In some cases, companies have paid hefty fines for multiple serious violations. Duke Energy, for example, paid a still-not-officially-disclosed $10 million fine to settle 127 violations “of security standards meant to protect the electric grid from catastrophic outages,” E&E News reported  earlier this year, citing industry sources.

Mabee’s FOIA requests also uncovered a $2.7 million penalty issued to San Francisco-based Pacific Gas & Electric in 2018 for exposing sensitive grid schematics on the Internet for several weeks.

In both cases, NERC revealed the value of the fines and a rough outline of the offenses, which had already been corrected, but not the name of the violator.

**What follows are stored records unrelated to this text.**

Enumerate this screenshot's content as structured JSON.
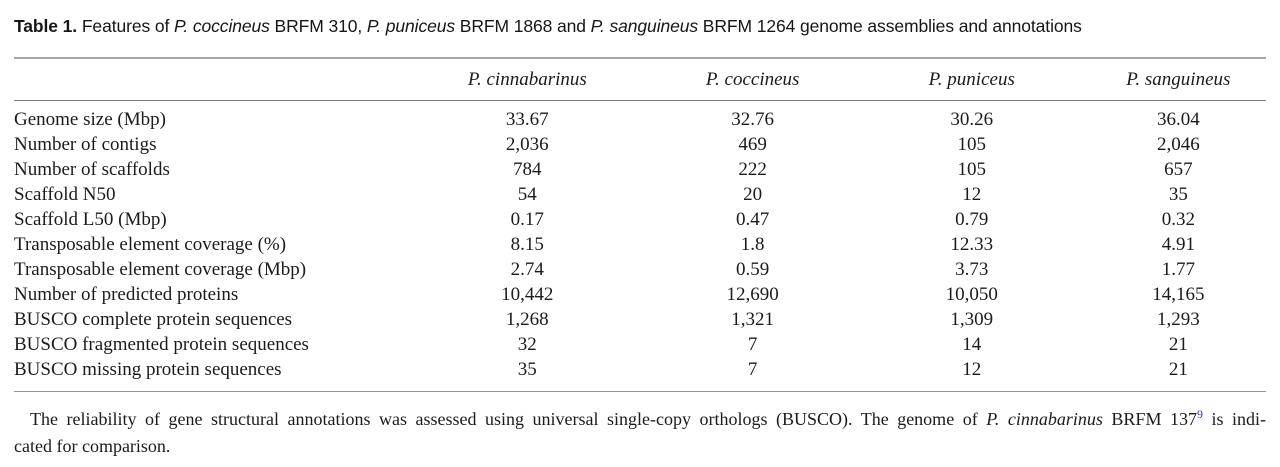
{
  "title": {
    "segments": [
      {
        "text": "Table 1.",
        "bold": true
      },
      {
        "text": " Features of "
      },
      {
        "text": "P. coccineus",
        "italic": true
      },
      {
        "text": " BRFM 310, "
      },
      {
        "text": "P. puniceus",
        "italic": true
      },
      {
        "text": " BRFM 1868 and "
      },
      {
        "text": "P. sanguineus",
        "italic": true
      },
      {
        "text": " BRFM 1264 genome assemblies and annotations"
      }
    ]
  },
  "table": {
    "columns": [
      "P. cinnabarinus",
      "P. coccineus",
      "P. puniceus",
      "P. sanguineus"
    ],
    "rows": [
      {
        "label": "Genome size (Mbp)",
        "values": [
          "33.67",
          "32.76",
          "30.26",
          "36.04"
        ]
      },
      {
        "label": "Number of contigs",
        "values": [
          "2,036",
          "469",
          "105",
          "2,046"
        ]
      },
      {
        "label": "Number of scaffolds",
        "values": [
          "784",
          "222",
          "105",
          "657"
        ]
      },
      {
        "label": "Scaffold N50",
        "values": [
          "54",
          "20",
          "12",
          "35"
        ]
      },
      {
        "label": "Scaffold L50 (Mbp)",
        "values": [
          "0.17",
          "0.47",
          "0.79",
          "0.32"
        ]
      },
      {
        "label": "Transposable element coverage (%)",
        "values": [
          "8.15",
          "1.8",
          "12.33",
          "4.91"
        ]
      },
      {
        "label": "Transposable element coverage (Mbp)",
        "values": [
          "2.74",
          "0.59",
          "3.73",
          "1.77"
        ]
      },
      {
        "label": "Number of predicted proteins",
        "values": [
          "10,442",
          "12,690",
          "10,050",
          "14,165"
        ]
      },
      {
        "label": "BUSCO complete protein sequences",
        "values": [
          "1,268",
          "1,321",
          "1,309",
          "1,293"
        ]
      },
      {
        "label": "BUSCO fragmented protein sequences",
        "values": [
          "32",
          "7",
          "14",
          "21"
        ]
      },
      {
        "label": "BUSCO missing protein sequences",
        "values": [
          "35",
          "7",
          "12",
          "21"
        ]
      }
    ]
  },
  "footnote": {
    "line1_segments": [
      {
        "text": "The reliability of gene structural annotations was assessed using universal single-copy orthologs (BUSCO). The genome of "
      },
      {
        "text": "P. cinnabarinus",
        "italic": true
      },
      {
        "text": " BRFM 137"
      },
      {
        "text": "9",
        "sup": true,
        "link": true
      },
      {
        "text": " is indi-"
      }
    ],
    "line2": "cated for comparison."
  },
  "colors": {
    "text": "#1b1b1b",
    "rule_top": "#a6a6a6",
    "rule_header": "#7d7d7d",
    "rule_bottom": "#969696",
    "citation_link": "#3232cd"
  }
}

The Federal Energy Regulatory Commission, which oversees NERC, released a proposal in August to start revealing the names of violators along with other information that wouldn’t help attackers. However, the new system wouldn’t apply to past violations. NERC is essentially a nongovernment commission tasked with ensuring that electric utilities are following cyber and physical security rules.

Several groups are also urging more transparency beyond the new proposal, including state-level electricity regulators in New Hampshire and New Mexico and the Reporters Committee for Freedom of the Press.

A FERC spokesman declined to comment on the lawsuit. He also declined comment on the proposal to increase transparency, saying the commission is still reviewing comments from the public.